First of all, these unions comprise usually of alpha vas and alpha males. Fagstags usually want to have nothing to do with men because of competition. Their va counterparts think likewise. They believe in the law of the few.

They don’t believe in showdowns. They don’t believe in friendly competition.

They are hunters like lions and not like wolves. Fagstags also get bored with the usual male locker room sorties. All that carb-filled beer, synthesized music and cheap porn, it can totally be an assault to the senses. Vachelors usually have also just had it with the male model tug of war with their so-called best friends. Catty vas can be fun to watch, but not to deal with. They want a real wing man who won’t break into a song and dance number in an effort to upstage them.

Maybe it has a lot to do with jungle behavior. However, you just have to note that there are just really a certain species out there who are just so sick and tired of T&A. Real men do them, not talk about them. "It’s just a release to talk about art without being called a wuss," my fagstag friend shares. "You just want to talk about culture, movies, books – not really wanting to impress or get laid."

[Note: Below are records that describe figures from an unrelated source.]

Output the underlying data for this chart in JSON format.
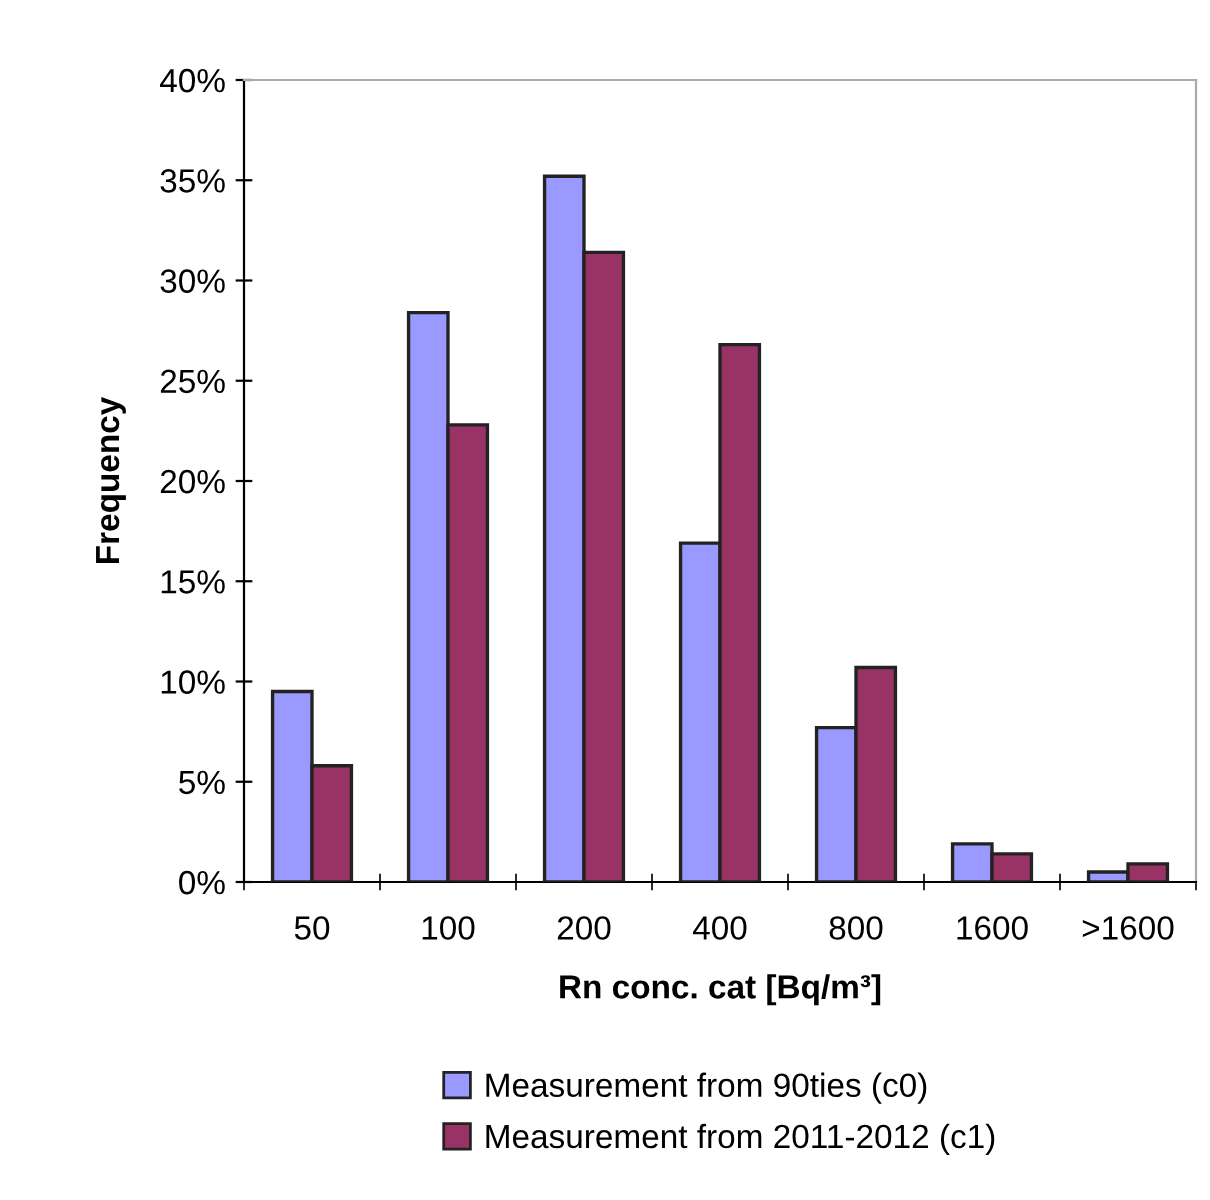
{
  "chart_data": {
    "type": "bar",
    "xlabel": "Rn conc. cat [Bq/m³]",
    "ylabel": "Frequency",
    "categories": [
      "50",
      "100",
      "200",
      "400",
      "800",
      "1600",
      ">1600"
    ],
    "series": [
      {
        "name": "Measurement from 90ties (c0)",
        "color": "#9999ff",
        "values": [
          9.5,
          28.4,
          35.2,
          16.9,
          7.7,
          1.9,
          0.5
        ]
      },
      {
        "name": "Measurement from 2011-2012 (c1)",
        "color": "#993366",
        "values": [
          5.8,
          22.8,
          31.4,
          26.8,
          10.7,
          1.4,
          0.9
        ]
      }
    ],
    "ylim": [
      0,
      40
    ],
    "yticks": [
      {
        "value": 0,
        "label": "0%"
      },
      {
        "value": 5,
        "label": "5%"
      },
      {
        "value": 10,
        "label": "10%"
      },
      {
        "value": 15,
        "label": "15%"
      },
      {
        "value": 20,
        "label": "20%"
      },
      {
        "value": 25,
        "label": "25%"
      },
      {
        "value": 30,
        "label": "30%"
      },
      {
        "value": 35,
        "label": "35%"
      },
      {
        "value": 40,
        "label": "40%"
      }
    ],
    "grid": false,
    "legend": "bottom"
  }
}
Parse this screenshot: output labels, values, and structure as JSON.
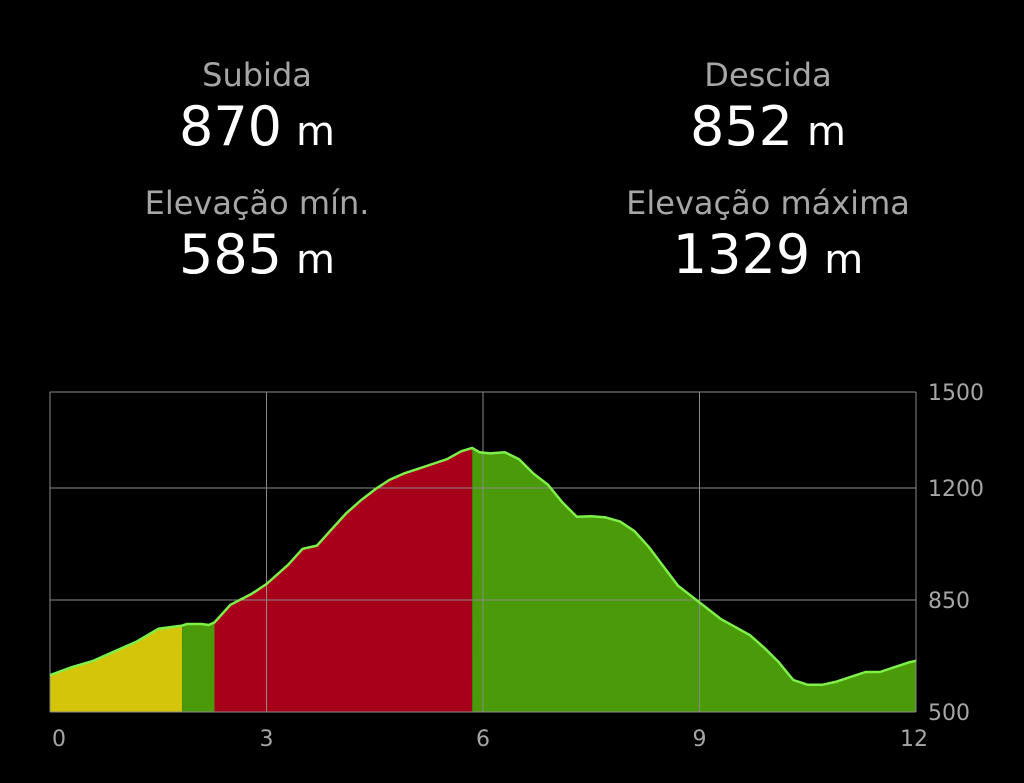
{
  "stats": {
    "ascent": {
      "label": "Subida",
      "value": "870",
      "unit": "m"
    },
    "descent": {
      "label": "Descida",
      "value": "852",
      "unit": "m"
    },
    "min_elev": {
      "label": "Elevação mín.",
      "value": "585",
      "unit": "m"
    },
    "max_elev": {
      "label": "Elevação máxima",
      "value": "1329",
      "unit": "m"
    }
  },
  "chart_data": {
    "type": "area",
    "title": "",
    "xlabel": "",
    "ylabel": "",
    "xlim": [
      0,
      12
    ],
    "ylim": [
      500,
      1500
    ],
    "x_ticks": [
      0,
      3,
      6,
      9,
      12
    ],
    "y_ticks": [
      500,
      850,
      1200,
      1500
    ],
    "grid": true,
    "line_color": "#7ef04a",
    "series": [
      {
        "x": [
          0,
          0.3,
          0.6,
          0.9,
          1.2,
          1.5,
          1.83,
          1.9,
          2.0,
          2.1,
          2.2,
          2.28,
          2.5,
          2.8,
          3.0,
          3.3,
          3.5,
          3.7,
          3.9,
          4.1,
          4.3,
          4.5,
          4.7,
          4.9,
          5.1,
          5.3,
          5.5,
          5.7,
          5.85,
          5.95,
          6.1,
          6.3,
          6.5,
          6.7,
          6.9,
          7.1,
          7.3,
          7.5,
          7.7,
          7.9,
          8.1,
          8.3,
          8.5,
          8.7,
          8.9,
          9.1,
          9.3,
          9.5,
          9.7,
          9.9,
          10.1,
          10.3,
          10.5,
          10.7,
          10.9,
          11.1,
          11.3,
          11.5,
          11.7,
          11.9,
          12.0
        ],
        "y": [
          615,
          640,
          660,
          690,
          720,
          760,
          770,
          775,
          775,
          775,
          772,
          780,
          835,
          870,
          900,
          960,
          1010,
          1020,
          1070,
          1120,
          1160,
          1195,
          1225,
          1245,
          1260,
          1275,
          1290,
          1315,
          1325,
          1312,
          1308,
          1312,
          1290,
          1245,
          1210,
          1155,
          1110,
          1112,
          1108,
          1095,
          1065,
          1015,
          955,
          895,
          860,
          825,
          790,
          765,
          740,
          700,
          655,
          600,
          585,
          585,
          595,
          610,
          625,
          625,
          640,
          655,
          660
        ]
      }
    ],
    "segments": [
      {
        "x_from": 0,
        "x_to": 1.83,
        "color": "#d4c40a"
      },
      {
        "x_from": 1.83,
        "x_to": 2.28,
        "color": "#4a9a0a"
      },
      {
        "x_from": 2.28,
        "x_to": 5.85,
        "color": "#a8001a"
      },
      {
        "x_from": 5.85,
        "x_to": 12,
        "color": "#4a9a0a"
      }
    ]
  }
}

When it comes to sartorial affairs, vas are the best, it’s like they have a Mati (guards against the evil eye) against die threads and shoes. This is perhaps where the chinwag begins. Suddenly they are so happening they must have switched teams! If one were so insecure about their sexuality, they would jettison their flat fronts and designer sneakers and hide under a cocoon of cotton-blend plaids. Shudders.

Aside from that they also give the best chicken soup for the soul. "Let’s face it, gay men give advice to men with more sensitivity to the matter and yet understand the male psyche," says a card carrying va wing man. "You simply can’t lose. All the right men know this."

The law of Harry and Sally is also a reason why men and vas find a stable alliance with one another. Although it’s not wise to generalize, men and women find that their relationships can get complicated by the nookie factor. Sex does get in the way. It takes a strong man and woman to tide that over.

"Although you know that at the end you’ll just be friends with this girl, you cant help but think how she is in the sack," a linear shares. "And that makes things complicated. Just thinking of her naked makes things weird." However, this doesn’t mean that linears can’t run parallel with each other without a hitch. "It still can happen. You have coffee and watch movies, be buddies and not knock boots ever. But don’t tell me that no matter how platonic and lustless a friendship is, you’ve never imagine a girl friend naked." He yammers on, "The thought of someone naked is like a trophy in your secret perverted life. That puts caution in what you do in real life. You don’t want to screw things up but it keeps you from also being too relaxed."

No one is saying that this sort of combo between the stallion and the alpha va is fool-proof, what I’m simply trying to say is that despite the bulging eyes and tentative chatter of onlookers, we are witnessing the evolution of the classic Pinoy male, who was once thought of as dated as a Delorean or shoulder pads.

So children, open your eyes and embrace the Comptoir Sud Pacifique-scented Adonis. Or you’ll be stuck in Drakkar purgatory in some piano bar drinking cheap scotch. Shudder the thought.